Alice Lang | Blowback
13 April – 9 May 2016
Blowback is a shifting state: the unforeseen consequences of an action, or the passing of weed smoke from one body into another. This new body of work by Alice Lang explores the shifting relationship between text, image, object, and body, specifically in relation to contemporary notions of value and the construction of political identities.
This work looks at the ways in which political movements and symbols materialize and shift within mass culture. Over time, meaning accumulates (and decays) within an object or symbol, like a ball of wax, or a lint roller, collecting residue. It’s not a one-way street, more back and forth, coming and going, or a ball wobbling in circles.

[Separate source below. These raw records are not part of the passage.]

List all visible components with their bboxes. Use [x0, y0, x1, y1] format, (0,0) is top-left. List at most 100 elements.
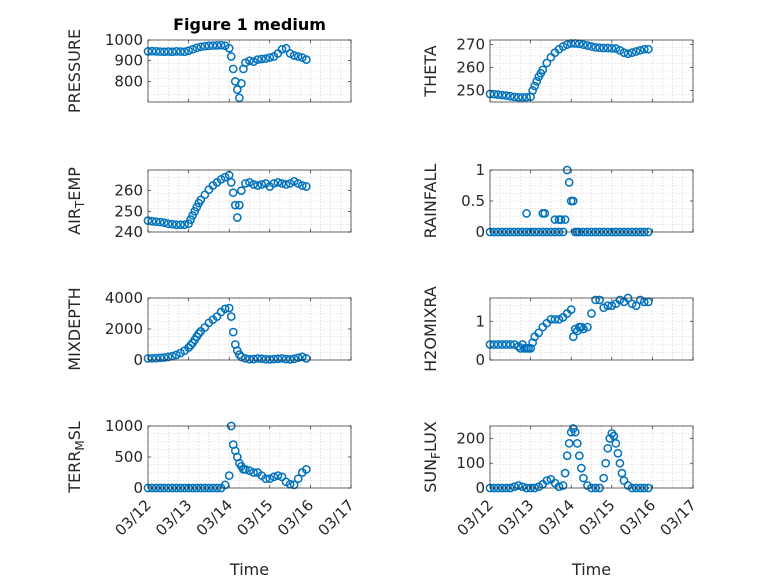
subplot-3: 240 250 260 AIRTEMP — [65, 167, 352, 241]
y-axis-label: RAINFALL — [421, 164, 440, 239]
data-point — [611, 44, 621, 53]
data-point — [196, 195, 206, 205]
data-point — [611, 439, 621, 448]
axes-box — [147, 169, 352, 233]
data-point — [163, 352, 173, 362]
data-point — [607, 429, 617, 438]
data-point — [301, 354, 311, 363]
subplot-1: 800 900 1000 PRESSURE Figure 1 medium — [65, 15, 352, 113]
data-point — [564, 439, 574, 448]
data-point — [627, 299, 637, 309]
data-point — [554, 482, 564, 492]
data-point — [293, 474, 303, 484]
data-point — [623, 49, 633, 59]
data-point — [289, 480, 299, 490]
data-point — [261, 354, 271, 364]
axes-box — [489, 297, 694, 361]
data-point — [532, 76, 542, 86]
y-axis-label-part: H2OMIXRA — [421, 286, 440, 372]
data-point — [510, 340, 519, 349]
data-point — [297, 181, 307, 190]
data-point — [619, 48, 629, 57]
data-point — [599, 303, 609, 313]
data-point — [208, 41, 218, 50]
data-point — [194, 329, 204, 338]
data-point — [631, 301, 641, 311]
y-tick-label: 800 — [114, 72, 143, 90]
data-point — [514, 481, 523, 490]
data-point — [220, 304, 230, 314]
data-point — [518, 482, 527, 492]
y-axis-label-part: TERR — [65, 451, 84, 494]
data-point — [226, 178, 236, 187]
y-axis-label-part: RAINFALL — [421, 164, 440, 239]
x-axis-label: Time — [229, 560, 269, 579]
data-point — [212, 41, 222, 50]
data-point — [285, 355, 295, 364]
data-point — [228, 64, 238, 74]
data-point — [184, 46, 193, 56]
data-point — [639, 44, 649, 54]
data-point — [528, 86, 537, 95]
data-point — [497, 340, 507, 349]
y-tick-label: 1 — [475, 312, 485, 330]
y-tick-label: 1000 — [105, 31, 143, 49]
y-axis-label-part: EMP — [65, 167, 84, 201]
data-point — [643, 44, 653, 54]
data-point — [289, 51, 299, 60]
data-point — [220, 480, 230, 490]
data-point — [560, 215, 570, 224]
y-tick-label: 200 — [456, 429, 485, 447]
data-point — [269, 354, 279, 364]
data-point — [269, 179, 279, 188]
y-axis-label-part: SUN — [421, 459, 440, 493]
data-point — [147, 46, 157, 56]
data-point — [501, 340, 511, 349]
data-point — [558, 42, 568, 51]
data-point — [599, 473, 609, 483]
data-point — [505, 340, 515, 349]
data-point — [558, 481, 568, 490]
data-point — [568, 196, 578, 206]
data-point — [550, 314, 560, 324]
data-point — [293, 52, 303, 61]
data-point — [591, 42, 600, 52]
y-axis-label-part: M — [73, 440, 87, 450]
data-point — [147, 216, 157, 226]
y-tick-label: 500 — [114, 448, 143, 466]
y-axis-label: PRESSURE — [65, 29, 84, 113]
data-point — [579, 324, 588, 334]
data-point — [249, 468, 258, 477]
data-point — [176, 220, 185, 230]
axes-box — [489, 425, 694, 489]
y-axis-label: SUNFLUX — [421, 421, 443, 493]
data-point — [528, 338, 537, 347]
data-point — [560, 468, 570, 478]
data-point — [505, 91, 515, 101]
data-point — [265, 53, 275, 62]
data-point — [568, 332, 578, 342]
data-point — [172, 350, 181, 360]
data-point — [627, 48, 637, 57]
data-point — [514, 93, 523, 102]
data-point — [186, 340, 195, 350]
y-tick-label: 900 — [114, 52, 143, 70]
data-point — [534, 328, 544, 338]
data-point — [261, 54, 271, 63]
y-tick-label: 260 — [456, 59, 485, 77]
data-point — [245, 56, 254, 66]
y-tick-label: 1000 — [105, 417, 143, 435]
data-point — [249, 180, 258, 189]
data-point — [269, 472, 279, 482]
y-tick-label: 250 — [114, 202, 143, 220]
y-tick-label: 250 — [456, 82, 485, 100]
y-axis-label-part: MIXDEPTH — [65, 287, 84, 370]
y-axis-label: AIRTEMP — [65, 167, 87, 235]
data-point — [277, 354, 287, 363]
data-point — [224, 471, 234, 480]
data-point — [615, 458, 625, 468]
data-point — [550, 215, 560, 224]
data-point — [228, 188, 238, 198]
data-point — [293, 353, 303, 363]
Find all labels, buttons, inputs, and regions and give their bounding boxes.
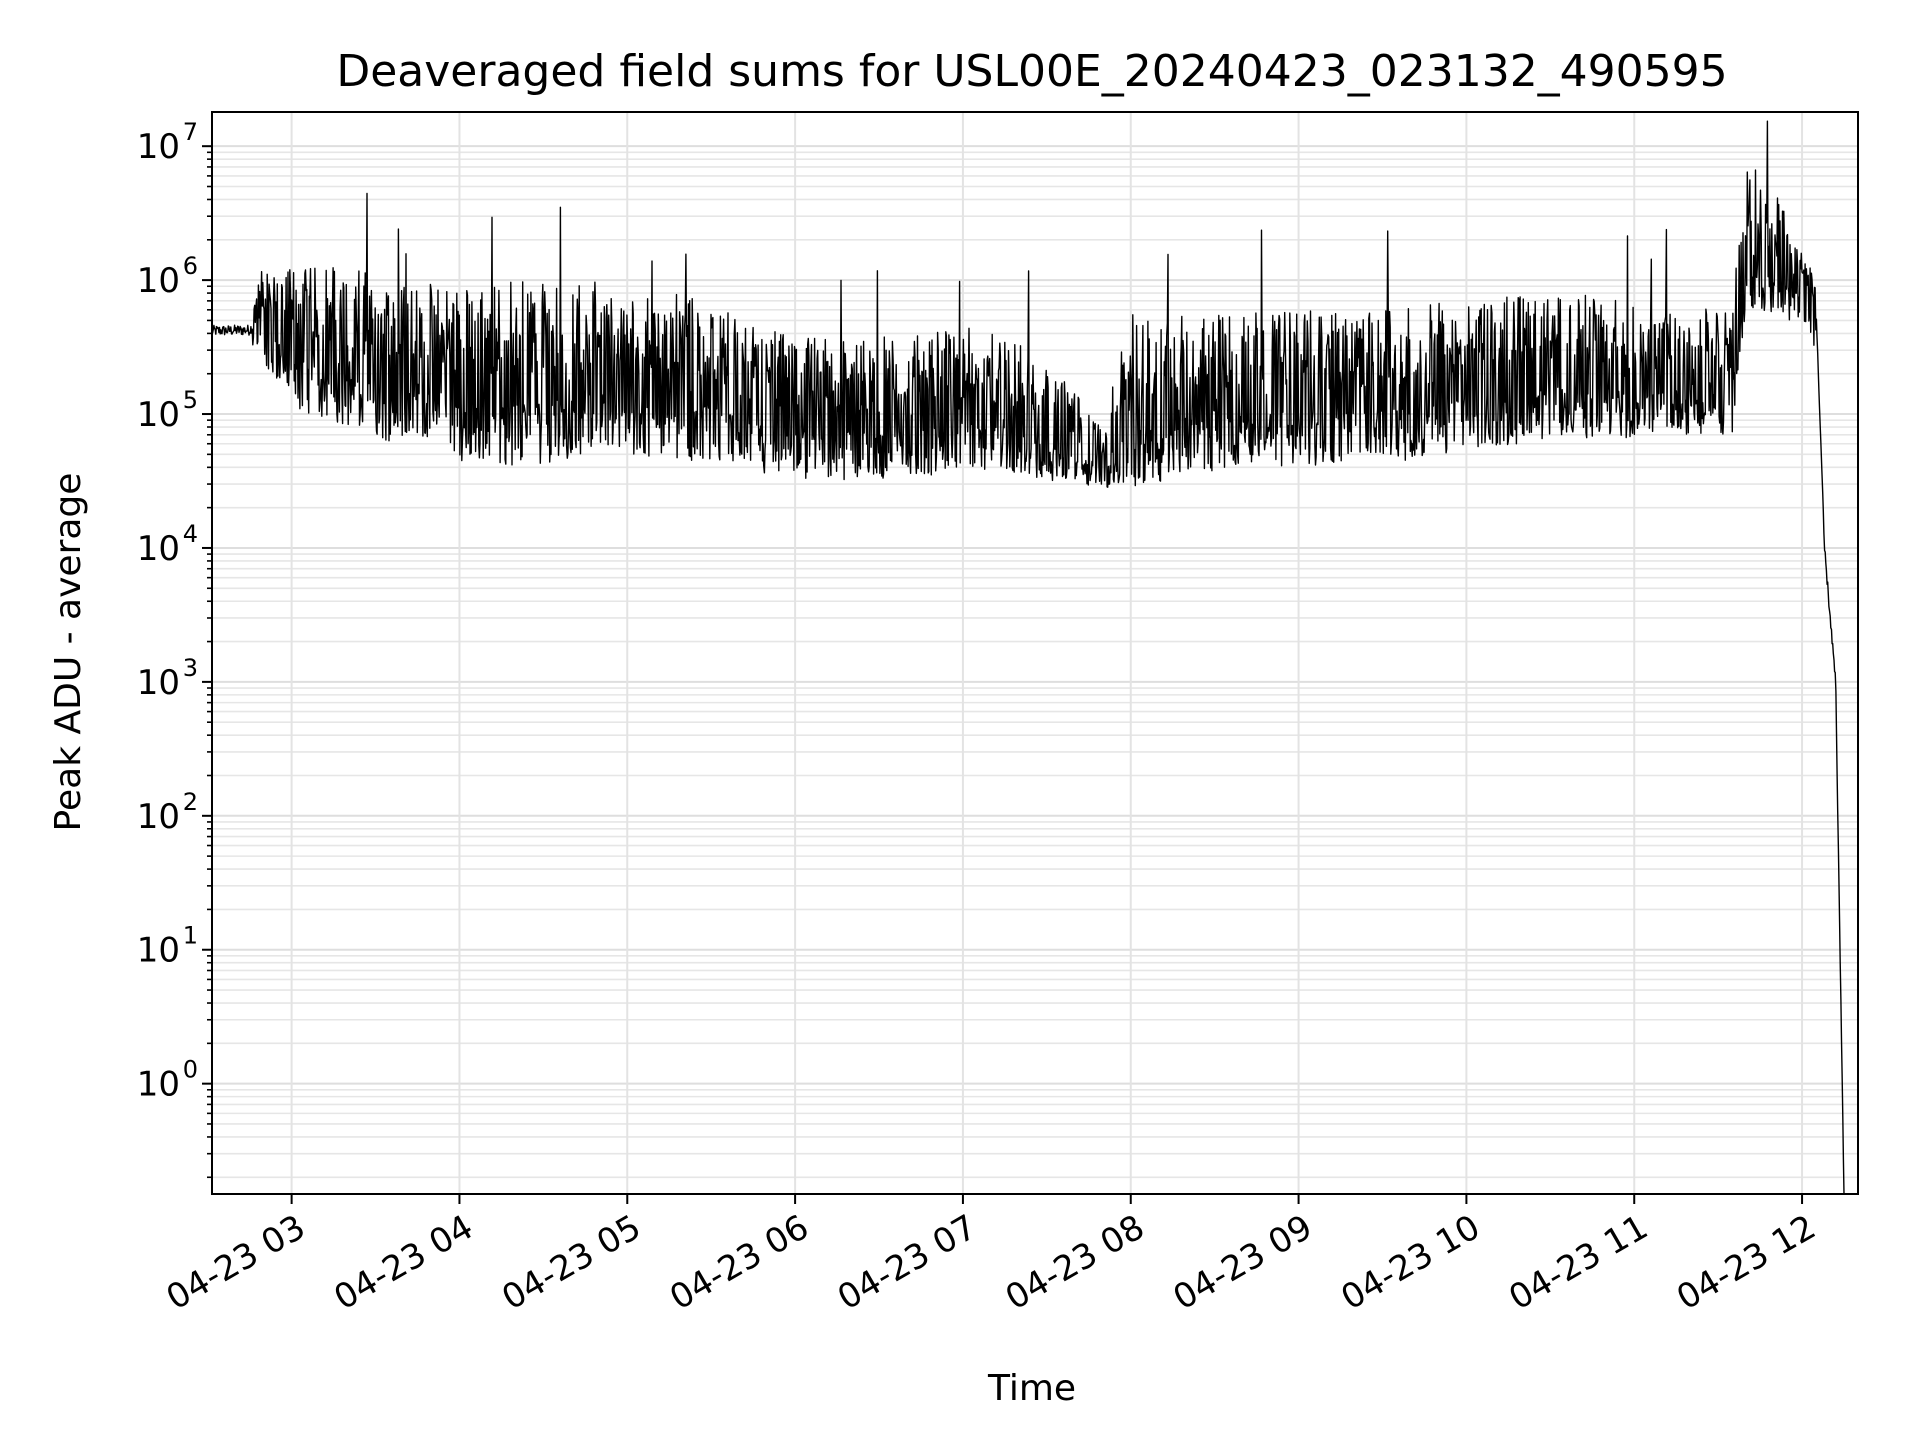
y-tick-label: 10 <box>137 1065 180 1105</box>
y-tick-label: 10 <box>137 127 180 167</box>
chart-title: Deaveraged field sums for USL00E_2024042… <box>336 46 1727 97</box>
plot-frame <box>211 111 1859 1195</box>
y-axis-label: Peak ADU - average <box>48 473 89 832</box>
series-line <box>211 120 1845 1195</box>
y-tick-label: 10 <box>137 395 180 435</box>
y-tick-exponent: 7 <box>183 118 198 146</box>
y-tick-exponent: 0 <box>183 1056 198 1084</box>
y-tick-exponent: 2 <box>183 788 198 816</box>
y-tick-label: 10 <box>137 529 180 569</box>
y-tick-exponent: 4 <box>183 520 198 548</box>
x-axis-label: Time <box>987 1368 1076 1409</box>
y-tick-exponent: 5 <box>183 386 198 414</box>
y-tick-exponent: 1 <box>183 922 198 950</box>
y-tick-label: 10 <box>137 797 180 837</box>
y-tick-label: 10 <box>137 261 180 301</box>
data-series <box>211 120 1845 1195</box>
grid-lines <box>212 112 1858 1194</box>
y-tick-exponent: 6 <box>183 252 198 280</box>
y-tick-label: 10 <box>137 663 180 703</box>
y-tick-label: 10 <box>137 931 180 971</box>
y-tick-exponent: 3 <box>183 654 198 682</box>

As slang encrypts language with a time, a place, and a body, this socio-political residue also accumulates in objects and symbols. The meaning of a word changes depending on the body that uses it; an object becomes a symbol and an image, which is imbued with past meaning. Like things jumbled together at a flea market, waiting to be cut and pasted into the collage of a domestic space, they are carriers of personal, public, and political meaning.

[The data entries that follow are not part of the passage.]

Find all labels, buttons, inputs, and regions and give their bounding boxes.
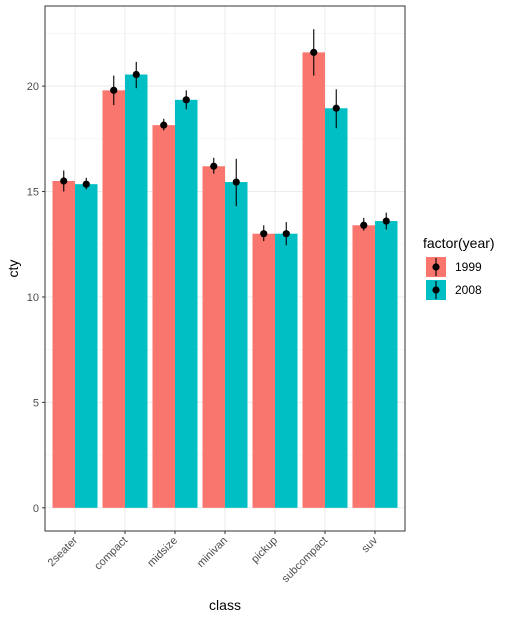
bar-2008-suv bbox=[375, 221, 398, 508]
bar-1999-subcompact bbox=[302, 52, 325, 508]
legend: factor(year) 1999 2008 bbox=[423, 235, 495, 300]
legend-key-point-2008 bbox=[432, 286, 440, 294]
bar-1999-compact bbox=[102, 90, 125, 508]
bar-1999-midsize bbox=[152, 125, 175, 508]
point-1999-minivan bbox=[210, 162, 218, 170]
y-axis: 0 5 10 15 20 bbox=[27, 81, 45, 515]
y-tick-label: 10 bbox=[27, 292, 39, 304]
point-2008-midsize bbox=[182, 96, 190, 104]
point-2008-2seater bbox=[82, 180, 90, 188]
point-1999-pickup bbox=[260, 230, 268, 238]
bar-1999-suv bbox=[352, 225, 375, 508]
bar-2008-2seater bbox=[75, 184, 98, 508]
error-bars-layer bbox=[60, 29, 390, 246]
point-1999-subcompact bbox=[310, 48, 318, 56]
bar-2008-subcompact bbox=[325, 108, 348, 508]
bar-1999-minivan bbox=[202, 166, 225, 508]
point-2008-compact bbox=[132, 70, 140, 79]
bar-1999-pickup bbox=[252, 233, 275, 508]
bars-layer bbox=[52, 52, 398, 508]
bar-2008-minivan bbox=[225, 182, 248, 508]
bar-1999-2seater bbox=[52, 181, 75, 508]
point-2008-suv bbox=[382, 217, 390, 225]
point-1999-midsize bbox=[160, 121, 168, 129]
y-tick-label: 5 bbox=[33, 397, 39, 409]
point-2008-minivan bbox=[232, 178, 240, 186]
point-2008-pickup bbox=[282, 230, 290, 238]
point-1999-compact bbox=[110, 86, 118, 94]
point-2008-subcompact bbox=[332, 104, 340, 112]
legend-label-1999: 1999 bbox=[455, 260, 482, 274]
bar-2008-compact bbox=[125, 74, 148, 508]
legend-title: factor(year) bbox=[423, 235, 495, 251]
point-1999-2seater bbox=[60, 177, 68, 185]
bar-2008-midsize bbox=[175, 99, 198, 508]
bar-2008-pickup bbox=[275, 233, 298, 508]
y-tick-label: 0 bbox=[33, 503, 39, 515]
y-tick-label: 20 bbox=[27, 81, 39, 93]
legend-key-point-1999 bbox=[432, 263, 440, 271]
x-axis-title: class bbox=[209, 597, 241, 613]
legend-label-2008: 2008 bbox=[455, 283, 482, 297]
point-1999-suv bbox=[360, 221, 368, 229]
y-axis-title: cty bbox=[5, 260, 21, 278]
y-tick-label: 15 bbox=[27, 187, 39, 199]
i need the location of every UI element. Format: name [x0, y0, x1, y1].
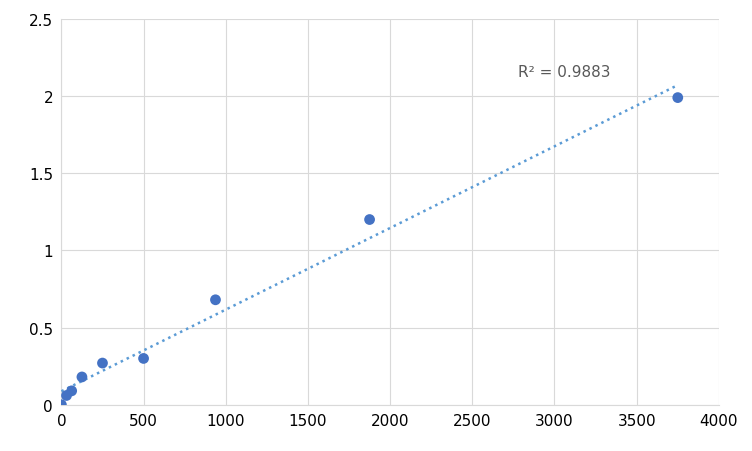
Point — [76, 373, 88, 381]
Text: R² = 0.9883: R² = 0.9883 — [518, 65, 611, 80]
Point — [210, 296, 222, 304]
Point — [363, 216, 375, 224]
Point — [65, 387, 77, 395]
Point — [56, 401, 68, 409]
Point — [96, 359, 108, 367]
Point — [138, 355, 150, 362]
Point — [60, 392, 72, 399]
Point — [672, 95, 684, 102]
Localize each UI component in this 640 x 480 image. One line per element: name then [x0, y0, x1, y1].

A smiley was initially a symbol intended to boost the morale of factory workers; it has since moved through and between various counter cultural movements and drug cultures, most recently taking form in the emoji, an interpassive hyperlink that checks out of language. The ski mask, a symbol of social disobedience, moves among specific representations of different activist groups, rebranded through colour and connotation.
This body of work seeks to explore the way in which accumulated meanings lie dormant within text, image, and objects, waiting to be uncovered, interpreted, reinterpreted, appropriated, and rebranded. Meaning floats like a ghost over time and place, occasionally grounding itself in a possessed body or a haunted object. The work manifests such hauntings, in objects that are both empty and echoing.